This week's gastronomic adventures include an old Afghan favorite in a new location and a new Thai restaurant that just might be the best in the Twin Cities.
It has been quite a few years since I last set foot in Afghanistan, and my recollections of the cuisine are foggy at best. But of this much I am certain: The food at the newly relocated Khyber Pass Cafe in St. Paul is as tasty as anything I ate in Kandahar or Kabul, and much more sanitary.
In its previous location, on St. Clair Avenue near Randolph Avenue, the Khyber Pass was a well-kept secret; now that it has moved to Grand Avenue just east of Snelling Avenue, it should attract a lot more students and others with adventurous palates and limited budgets. The simple but tasteful decor includes photographs of the Afghan region by local photographer George Pfaff, as well as paintings by Emel Sherzad, who owns the restaurant with his wife, Masooda.

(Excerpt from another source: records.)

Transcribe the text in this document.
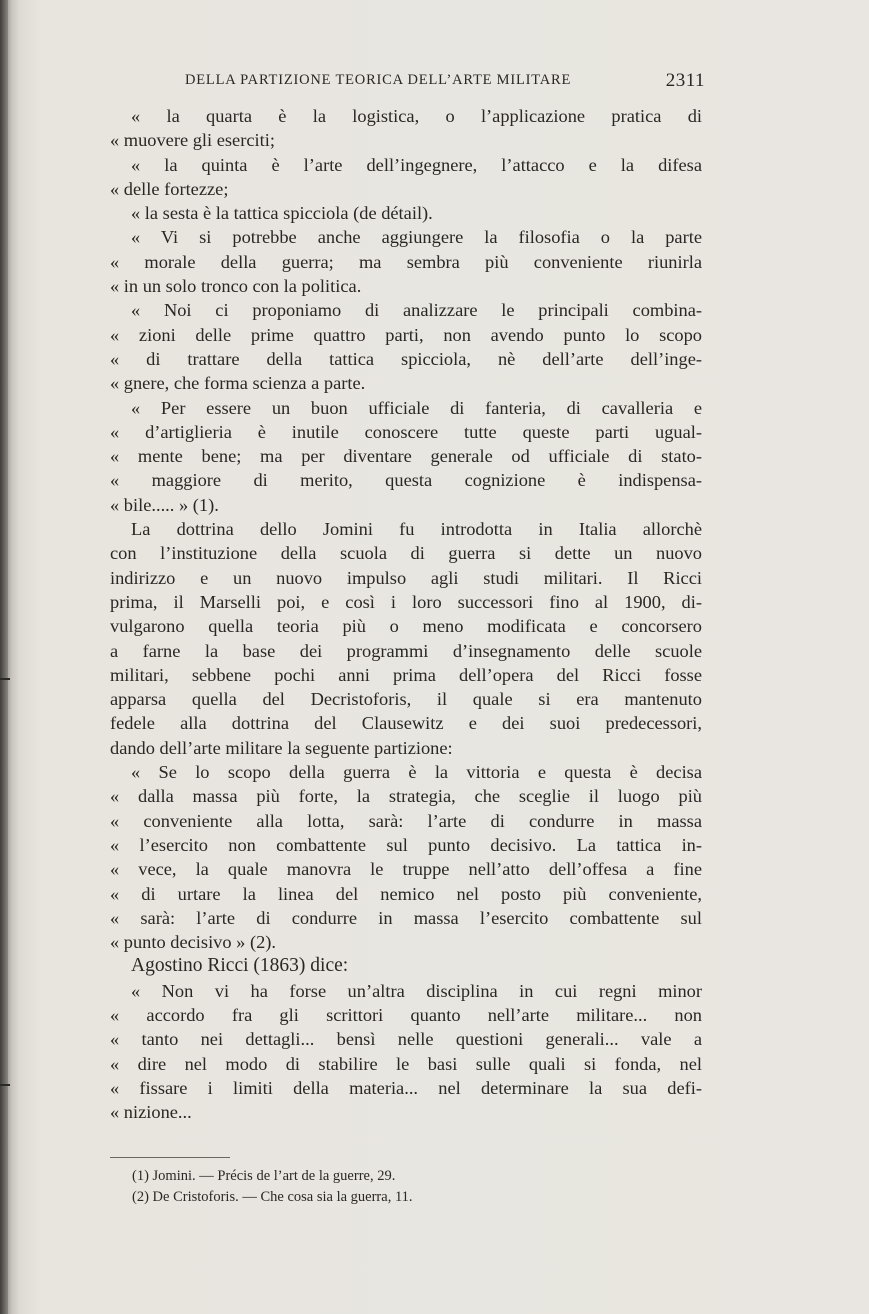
DELLA PARTIZIONE TEORICA DELL’ARTE MILITARE	2311
« la quarta è la logistica, o l’applicazione pratica di
« muovere gli eserciti;
« la quinta è l’arte dell’ingegnere, l’attacco e la difesa
« delle fortezze;
« la sesta è la tattica spicciola (de détail).
« Vi si potrebbe anche aggiungere la filosofia o la parte
« morale della guerra; ma sembra più conveniente riunirla
« in un solo tronco con la politica.
« Noi ci proponiamo di analizzare le principali combina-
« zioni delle prime quattro parti, non avendo punto lo scopo
« di trattare della tattica spicciola, nè dell’arte dell’inge-
« gnere, che forma scienza a parte.
« Per essere un buon ufficiale di fanteria, di cavalleria e
« d’artiglieria è inutile conoscere tutte queste parti ugual-
« mente bene; ma per diventare generale od ufficiale di stato-
« maggiore di merito, questa cognizione è indispensa-
« bile..... » (1).
La dottrina dello Jomini fu introdotta in Italia allorchè
con l’instituzione della scuola di guerra si dette un nuovo
indirizzo e un nuovo impulso agli studi militari. Il Ricci
prima, il Marselli poi, e così i loro successori fino al 1900, di-
vulgarono quella teoria più o meno modificata e concorsero
a farne la base dei programmi d’insegnamento delle scuole
militari, sebbene pochi anni prima dell’opera del Ricci fosse
apparsa quella del Decristoforis, il quale si era mantenuto
fedele alla dottrina del Clausewitz e dei suoi predecessori,
dando dell’arte militare la seguente partizione:
« Se lo scopo della guerra è la vittoria e questa è decisa
« dalla massa più forte, la strategia, che sceglie il luogo più
« conveniente alla lotta, sarà: l’arte di condurre in massa
« l’esercito non combattente sul punto decisivo. La tattica in-
« vece, la quale manovra le truppe nell’atto dell’offesa a fine
« di urtare la linea del nemico nel posto più conveniente,
« sarà: l’arte di condurre in massa l’esercito combattente sul
« punto decisivo » (2).
Agostino Ricci (1863) dice:
« Non vi ha forse un’altra disciplina in cui regni minor
« accordo fra gli scrittori quanto nell’arte militare... non
« tanto nei dettagli... bensì nelle questioni generali... vale a
« dire nel modo di stabilire le basi sulle quali si fonda, nel
« fissare i limiti della materia... nel determinare la sua defi-
« nizione...
(1) Jomini. — Précis de l’art de la guerre, 29.
(2) De Cristoforis. — Che cosa sia la guerra, 11.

The cuisine combines flavors of the Middle East and central and south Asia. The kebabs are a lot like those served in Arabic or Persian restaurants, while the daal (yellow lentils) and cardamom-flavored tea are reminiscent of Indian cuisine. Don't expect fireworks; dishes tend to be well-seasoned and tasty, but not very spicy or complex.
Most of the entrees are variations on a couple of themes: lamb or chicken, either stewed with various accompaniments or served as kebabs. The lamb and chicken kebabs ($10.95 for dinner, $10.25 at lunch) are among the best in town: big chunks of juicy, flavorful meat. The stewed lamb also is recommended, but the chicken curry ($9.75 for dinner, $7.50 at lunch) was a bit bland. So was the plain basmati rice, which accompanies most entrees; a seasoned rice pilau (pilaf) would be a great improvement.

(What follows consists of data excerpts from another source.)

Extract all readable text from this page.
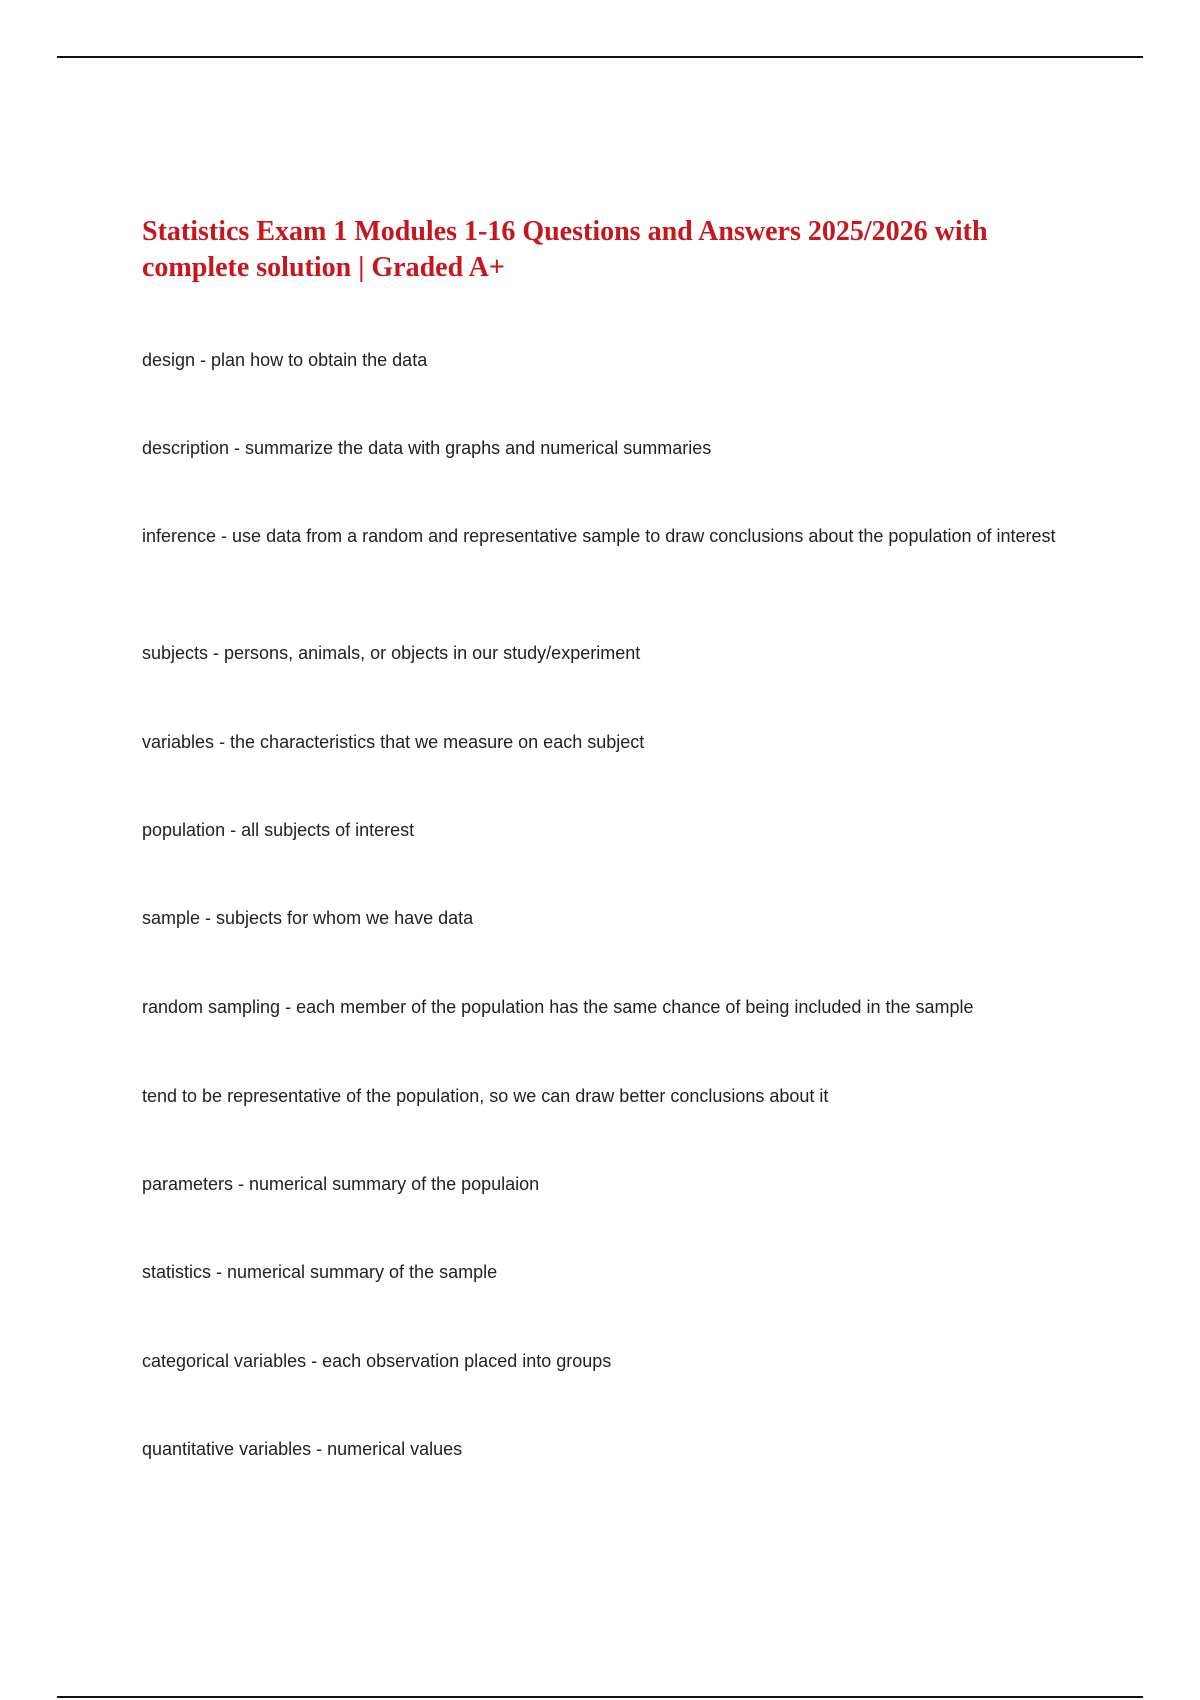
Statistics Exam 1 Modules 1-16 Questions and Answers 2025/2026 with complete solution | Graded A+

design - plan how to obtain the data

description - summarize the data with graphs and numerical summaries

inference - use data from a random and representative sample to draw conclusions about the population of interest

subjects - persons, animals, or objects in our study/experiment

variables - the characteristics that we measure on each subject

population - all subjects of interest

sample - subjects for whom we have data

random sampling - each member of the population has the same chance of being included in the sample

tend to be representative of the population, so we can draw better conclusions about it

parameters - numerical summary of the populaion

statistics - numerical summary of the sample

categorical variables - each observation placed into groups

quantitative variables - numerical values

Vegetarians have several options, including mashawa ($2.75 cup, $3.50 bowl), a hearty bean soup topped with yogurt and mint, and a vegetarian combination plate that includes your choice of eggplant in tomato sauce, spinach with leeks and spices, daal and stewed potatoes with green peas (any two for $9.25; three for $9.95).

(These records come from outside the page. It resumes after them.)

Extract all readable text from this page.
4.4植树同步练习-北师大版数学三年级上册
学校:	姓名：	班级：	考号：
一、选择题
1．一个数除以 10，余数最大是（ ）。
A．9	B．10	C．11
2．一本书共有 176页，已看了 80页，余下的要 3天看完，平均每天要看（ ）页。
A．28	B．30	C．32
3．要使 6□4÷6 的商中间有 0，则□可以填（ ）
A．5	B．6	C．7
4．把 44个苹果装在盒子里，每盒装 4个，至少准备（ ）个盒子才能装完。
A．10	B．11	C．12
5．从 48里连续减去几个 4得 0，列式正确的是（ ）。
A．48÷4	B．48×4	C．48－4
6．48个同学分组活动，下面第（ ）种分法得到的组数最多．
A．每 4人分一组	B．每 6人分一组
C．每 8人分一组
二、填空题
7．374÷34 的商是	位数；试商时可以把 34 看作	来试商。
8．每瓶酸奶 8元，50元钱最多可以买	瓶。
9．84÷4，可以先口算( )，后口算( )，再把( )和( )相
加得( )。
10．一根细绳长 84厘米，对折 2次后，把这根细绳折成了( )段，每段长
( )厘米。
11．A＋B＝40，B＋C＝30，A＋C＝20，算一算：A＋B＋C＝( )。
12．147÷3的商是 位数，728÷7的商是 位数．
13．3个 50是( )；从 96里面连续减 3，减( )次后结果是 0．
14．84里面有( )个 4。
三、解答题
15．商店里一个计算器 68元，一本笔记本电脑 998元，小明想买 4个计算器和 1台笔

Desserts include a very ordinary baklava ($3), a milk pudding and a rice pudding; both puddings are flavored with cardamom, pistachios and rosewater, so they taste quite similar. Beverage options include Afghan green tea with cardamom, sweetened black tea with milk and cardamom, and dogh, an unsweetened yogurt drink, plus juices, sodas, coffees and a limited selection of beers and inexpensive wines.
For years, whenever I asked my friend Thitiya, a talented Thai cook and a very picky eater, to name the best Thai restaurant in the Twin Cities, I got the same diplomatic answer: "It all depends." One place made the best pad Thai, another was tops for papaya salad, and still another had the best tom yum soup.
Press her a little harder, and she usually would add that none of the local Thai restaurants really get it right. Most of the cooks at local Thai restaurants add too much sugar, believing that is what farangs (Westerners) like.
So I was quite surprised recently when Thitiya announced that her latest discovery, Dara Thai Restaurant, is the best in the Twin Cities. Dara Thai sits in St. Paul's forlorn Minnehaha Mall. It doesn't look like much from the outside, but the interior is a notch up from the usual strip-mall ethnic eatery. The owners are Hmong, but the chef, Pit Nong, is Thai and has cooked at a top restaurant in Bangkok.
The menu, illustrated with color photos of most of the dishes (a great idea) offers all the usual Thai favorites, plus some less familiar items, such as roast duck laab salad ($8.25). Everything on the menu is priced below $10, including the whole steamed and fried tilapia ($9.95), which I recommend.
After a couple of visits to Dara, I am quite impressed. The shrimp tom yum, a meal-size soup served in a hot pot ($8.95), had just the right balance of hot and sour, and all the right ingredients: straw mushrooms, lemon grass, kaffir lime leaves and tiny but diabolical Thai hot peppers, plus generous quantities of shrimp (chicken or fish tom yum also are available).
There was a delightful freshness to the cold dishes, such as mixed salad of shrimp, squid, chicken and pork tossed with carrots, green onions, tomatoes, cucumbers and lime juice ($7.25); and soom tom ($5.95), a spicy green papaya salad with tomatoes, peppers, chopped peanuts and dried shrimp.
The crab curry ($8.95), chunks of crab tossed with red and green peppers in a spicy coconut milk base, is also recommended; extracting the crab meat from the shell is messy work, but well-rewarded. No desserts were available; the cook explained apologetically that she hadn't had time to prepare any.